Against this backdrop, synthetic data appears almost ideal fuel. It can be produced quickly, tailored to a specific task, and with the needed class balance. If a system lacks examples of rare failures, long dialogues, specialized instructions, or edge cases, synthetic data allows you to fill these gaps much faster than manual collection and annotation.
This is where self-training enters the picture—when a model learns from responses that it or another model from the same family generated earlier. In a moderate form, this approach is useful. First, a strong system creates rough examples, then a stricter filter, rule, or human weeds out weak variants, and the final set goes into training.
This way, you can scale instructions, synthesize rare feature combinations, and obtain additional data where humans cannot keep pace with the speed of experiments. In applied tasks, this is especially valuable for testing assistants, training systems on formal rules, and balancing datasets where real observations are inherently skewed. Problems emerge when recursion becomes uncontrolled.
If a model repeatedly learns from its own generations, it begins amplifying not just useful patterns but its own distortions as well. The most frequent answers become even more probable, while rare, noisy, and unconventional cases are washed out. This is called model collapse: data distribution shrinks, diversity decreases, and the system loses sight of the boundaries of reality.
On the surface, degradation may not look dramatic—the model still writes smoothly and confidently—but internally it loses depth. It encounters unexpected examples less often, transfers knowledge to new domains worse, and more frequently reproduces an averaged version of the world in which all complexity has already been erased. Therefore, synthetic data is useful not as a complete replacement for human data, but as a layer on top of it.
The typical working scheme looks like this: the real corpus sets the baseline distribution, synthetic data expands coverage, and quality control prevents the model from sliding into a closed loop. For this, you need validation on independent sets, infusions of fresh human data, checks for rare cases, and filters that discard overly formulaic generations. The higher the proportion of synthetic data, the more important it is to remember that quality here is determined not by volume, but by diversity and proximity to reality.

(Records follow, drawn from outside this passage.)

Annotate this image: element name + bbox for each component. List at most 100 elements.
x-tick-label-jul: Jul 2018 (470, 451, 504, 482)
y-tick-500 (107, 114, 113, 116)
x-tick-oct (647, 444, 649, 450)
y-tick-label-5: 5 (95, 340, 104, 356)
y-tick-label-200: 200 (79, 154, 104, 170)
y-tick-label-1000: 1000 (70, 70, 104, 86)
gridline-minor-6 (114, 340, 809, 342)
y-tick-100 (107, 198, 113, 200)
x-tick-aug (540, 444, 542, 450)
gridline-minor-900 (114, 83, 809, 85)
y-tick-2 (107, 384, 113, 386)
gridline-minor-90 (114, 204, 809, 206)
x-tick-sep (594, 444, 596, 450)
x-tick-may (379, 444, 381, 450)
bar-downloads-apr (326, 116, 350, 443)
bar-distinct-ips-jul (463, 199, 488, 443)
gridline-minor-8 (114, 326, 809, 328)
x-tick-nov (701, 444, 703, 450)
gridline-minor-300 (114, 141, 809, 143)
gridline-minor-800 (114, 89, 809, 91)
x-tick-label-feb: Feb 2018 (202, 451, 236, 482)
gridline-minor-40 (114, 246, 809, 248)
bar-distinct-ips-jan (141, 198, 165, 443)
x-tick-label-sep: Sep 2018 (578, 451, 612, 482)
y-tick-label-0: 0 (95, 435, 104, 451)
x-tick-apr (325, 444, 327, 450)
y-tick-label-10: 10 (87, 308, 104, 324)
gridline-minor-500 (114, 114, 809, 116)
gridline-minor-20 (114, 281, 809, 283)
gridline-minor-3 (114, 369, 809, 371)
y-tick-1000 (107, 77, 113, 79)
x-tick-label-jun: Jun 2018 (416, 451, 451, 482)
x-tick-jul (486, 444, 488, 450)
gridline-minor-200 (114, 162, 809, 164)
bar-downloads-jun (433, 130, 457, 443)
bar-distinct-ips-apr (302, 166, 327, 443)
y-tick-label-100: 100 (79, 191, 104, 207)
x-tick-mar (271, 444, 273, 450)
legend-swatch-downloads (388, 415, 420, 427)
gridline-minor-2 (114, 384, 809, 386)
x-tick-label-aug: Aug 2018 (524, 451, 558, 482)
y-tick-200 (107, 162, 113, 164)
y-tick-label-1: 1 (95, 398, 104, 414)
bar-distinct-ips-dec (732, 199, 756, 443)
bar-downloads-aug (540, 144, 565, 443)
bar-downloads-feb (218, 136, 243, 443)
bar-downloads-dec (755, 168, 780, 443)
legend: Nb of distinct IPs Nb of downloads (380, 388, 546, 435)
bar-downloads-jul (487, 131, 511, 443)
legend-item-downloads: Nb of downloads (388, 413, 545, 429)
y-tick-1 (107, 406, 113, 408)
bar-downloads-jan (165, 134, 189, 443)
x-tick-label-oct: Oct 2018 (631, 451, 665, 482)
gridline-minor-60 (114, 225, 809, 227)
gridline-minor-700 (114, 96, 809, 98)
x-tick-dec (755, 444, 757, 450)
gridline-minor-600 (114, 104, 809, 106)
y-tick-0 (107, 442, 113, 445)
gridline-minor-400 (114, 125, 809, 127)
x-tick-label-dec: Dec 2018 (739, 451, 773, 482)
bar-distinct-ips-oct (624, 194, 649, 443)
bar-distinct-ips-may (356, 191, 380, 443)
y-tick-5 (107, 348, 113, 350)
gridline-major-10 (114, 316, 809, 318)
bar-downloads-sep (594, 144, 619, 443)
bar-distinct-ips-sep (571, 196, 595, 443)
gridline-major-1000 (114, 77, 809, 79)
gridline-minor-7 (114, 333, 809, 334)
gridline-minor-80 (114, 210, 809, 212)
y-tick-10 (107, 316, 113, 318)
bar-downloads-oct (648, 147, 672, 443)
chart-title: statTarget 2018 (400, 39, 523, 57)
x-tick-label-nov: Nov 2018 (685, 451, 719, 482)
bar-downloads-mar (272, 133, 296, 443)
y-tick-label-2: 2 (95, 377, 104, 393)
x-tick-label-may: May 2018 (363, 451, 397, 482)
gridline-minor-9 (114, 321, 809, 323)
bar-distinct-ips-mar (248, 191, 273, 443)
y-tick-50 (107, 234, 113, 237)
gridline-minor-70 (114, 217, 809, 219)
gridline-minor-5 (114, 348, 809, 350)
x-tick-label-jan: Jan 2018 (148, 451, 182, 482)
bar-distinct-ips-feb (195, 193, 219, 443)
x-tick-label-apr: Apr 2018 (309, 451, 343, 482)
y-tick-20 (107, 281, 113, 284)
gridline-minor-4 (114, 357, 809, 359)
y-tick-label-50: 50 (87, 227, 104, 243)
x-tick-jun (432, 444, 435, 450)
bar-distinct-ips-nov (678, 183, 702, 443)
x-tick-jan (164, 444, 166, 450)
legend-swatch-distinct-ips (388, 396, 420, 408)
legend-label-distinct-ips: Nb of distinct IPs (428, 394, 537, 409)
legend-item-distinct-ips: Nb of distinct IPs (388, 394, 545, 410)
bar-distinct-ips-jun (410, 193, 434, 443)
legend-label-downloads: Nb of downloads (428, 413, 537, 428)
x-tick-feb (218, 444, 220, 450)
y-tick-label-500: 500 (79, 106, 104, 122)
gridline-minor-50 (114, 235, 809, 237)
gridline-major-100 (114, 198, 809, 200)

Otherwise, quick gains in cost and speed turn into hidden degradation that can only be noticed when the product starts performing worse for live users. The main takeaway is that synthetic data and self-training do not eliminate the data problem, but merely change how we work with it. This is a powerful accelerator if used in measured doses and under control.
But if you turn generation into an infinite mirror, the model will learn not the world, but its own statistical shadow. For the next stage of AI development, those who will win are not those who simply synthesize more, but those who manage to maintain contact with reality and the diversity of the original data.